Mark Landler and Stephen Castle, NYT
LONDON
EnergiesNet.com 10 20 2022
LONDON — Prime Minister Liz Truss of Britain said on Thursday that she was stepping down after only six weeks in office, the shortest tenure ever for a British prime minister. Her announcement came just days after her new finance minister reversed virtually all of her planned tax cuts, sweeping away a free-market fiscal agenda that plunged the country into weeks of economic and political turmoil. Ms. Truss will remain the Conservative Party leader and prime minister until a successor is chosen within the next week — with a field of potential contenders that includes key figures from her cabinet, former rivals for leadership of the party and even Boris Johnson, who had his own messy departure from Downing Street just last month.
Here’s what to know:
- One week is an extraordinarily quick turnaround for a leadership election, and the procedure for selecting Ms. Truss’s successor is unclear. It will be presided over by Graham Brady, the chairman of a powerful committee of Conservative lawmakers, who told reporters that party members would be consulted about who the new leader would be. But he gave few details on the process and left open several scenarios.
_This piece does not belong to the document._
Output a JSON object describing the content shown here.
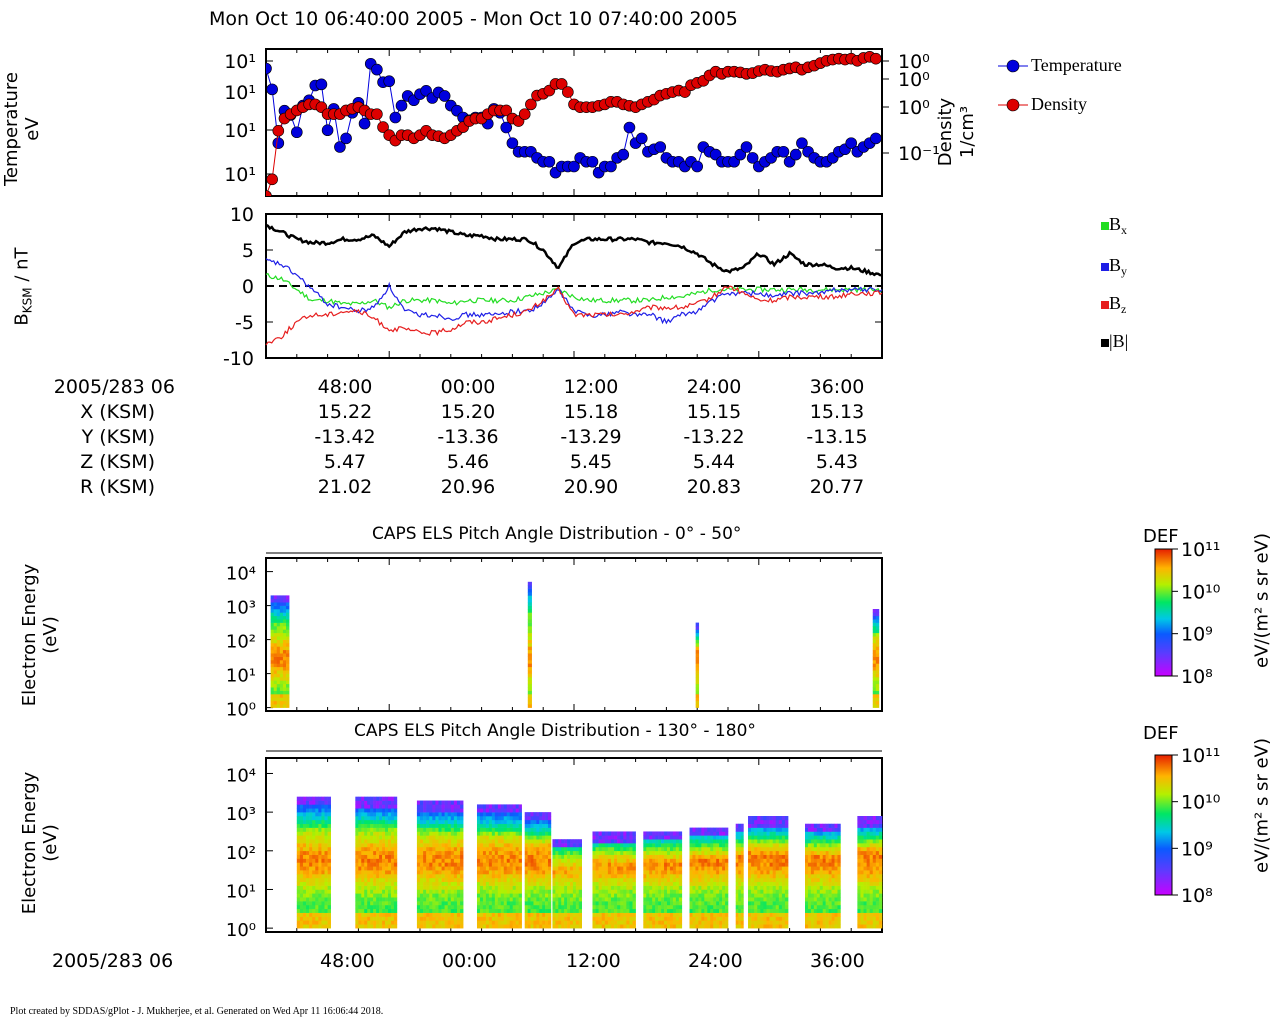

- “I cannot deliver the mandate on which I was elected,” Ms. Truss said in brief remarks announcing her resignation alongside her husband outside 10 Downing Street.
- Ms. Truss’s political viability became tenuous after her proposals for broad unfunded tax cuts roiled markets and sent the pound’s value plunging. She suffered a grave blow on Monday when her newly appointed chancellor of the Exchequer, Jeremy Hunt, said that the government was undoing the last vestiges of Ms. Truss’s tax proposals, one of the most dramatic reversals in modern British political history.
- Among the leading candidates to succeed Ms. Truss are Rishi Sunak, the former chancellor of the Exchequer who lost to Ms. Truss in the party leadership campaign over the summer; Penny Mordaunt, the leader of the lower house of Parliament; and Ben Wallace, the defense secretary. And some want Mr. Johnson back.
- The British pound and government bond prices inched higher after the announcement, but the market’s reaction was muted. While the change brings a firm end to Ms. Truss’s tax-cutting economic agenda, it introduces even more political instability to Britain at a time when households and businesses are grappling with a cost-of-living crisis.
Rules announced on Thursday say the candidates in the contest to succeed Liz Truss as party leader need a minimum of 100 nominations to take part. Given that there are 357 Conservative lawmakers in Parliament, the contest could be effectively over when nominations close. If only one has enough nominations by 2 p.m. Monday, that candidate will become party leader, and prime minister.
If three are in the race, then a ballot among lawmakers will take place on Monday, whittling that number to two. Unless the second-place candidate drops out, those two names will go to party members in an online vote that will conclude on Oct. 28. Either way, this will be the shortest Conservative leadership contest in memory.
Some of Britain’s economic headaches are new, while others aren’t.
Through all the ups and downs of the past few weeks, one thing hasn’t changed: Britain’s economy is still in troubled waters.
As prime minister, Liz Truss set out to shake up the status quo and put the nation on a path to faster economic growth through tax cuts and deregulation. Instead, her economic plan generated turmoil throughout financial markets, leading her government to reverse virtually all of the planned tax cuts.
But government bond yields are significantly higher than they were on Sept. 22, the day before the tax plan was announced, leaving Britons worse off in a number of ways.
Traders are betting that the Bank of England, over the next year, will raise interest rates higher than previously expected, causing loans to businesses and households to be more expensive. Mortgages rates are rising, too, making homes more costly, and the government’s own borrowing costs are increasing.
Then there are all of the other longstanding economic issues in Britain, where the economy has been blighted by weak productivity and low pay growth for more than a decade.
Since Brexit, the nation has had more barriers with its largest trading partner, the European Union, business investment has been lackluster and companies have lost easy access to a large pool of workers. The National Health Service is overburdened, and the immense backlog of patients needing care is keeping many of them out of work.
In addition, like many nations, Britain is enduring the highest pace of inflation since the 1980s, taking the momentum out of consumer spending and economic growth.
While Britain shares some economic problems with other advanced economies, its outlook for inflation is particularly painful. Consumer prices in the country rose 10.1 percent in September from a year earlier, with the annual inflation rate returning to its fastest pace since 1982.
Inflation is expected to peak in November, and the International Monetary Fund said this month that inflation at the end of next year would be nearly three times as high as the forecast for the United States, although a reversal in the British government’s policy to hold down household energy bills has made the future path of prices even more uncertain.
Even after Ms. Truss began backtracking on her tax plan last week, some economists stuck to their expectations of an economic downturn in Britain. Samuel Tombs, an economist at Pantheon Macroeconomics, wrote that he still forecast “a 1.5 percent year-over-year decline in G.D.P. next year.”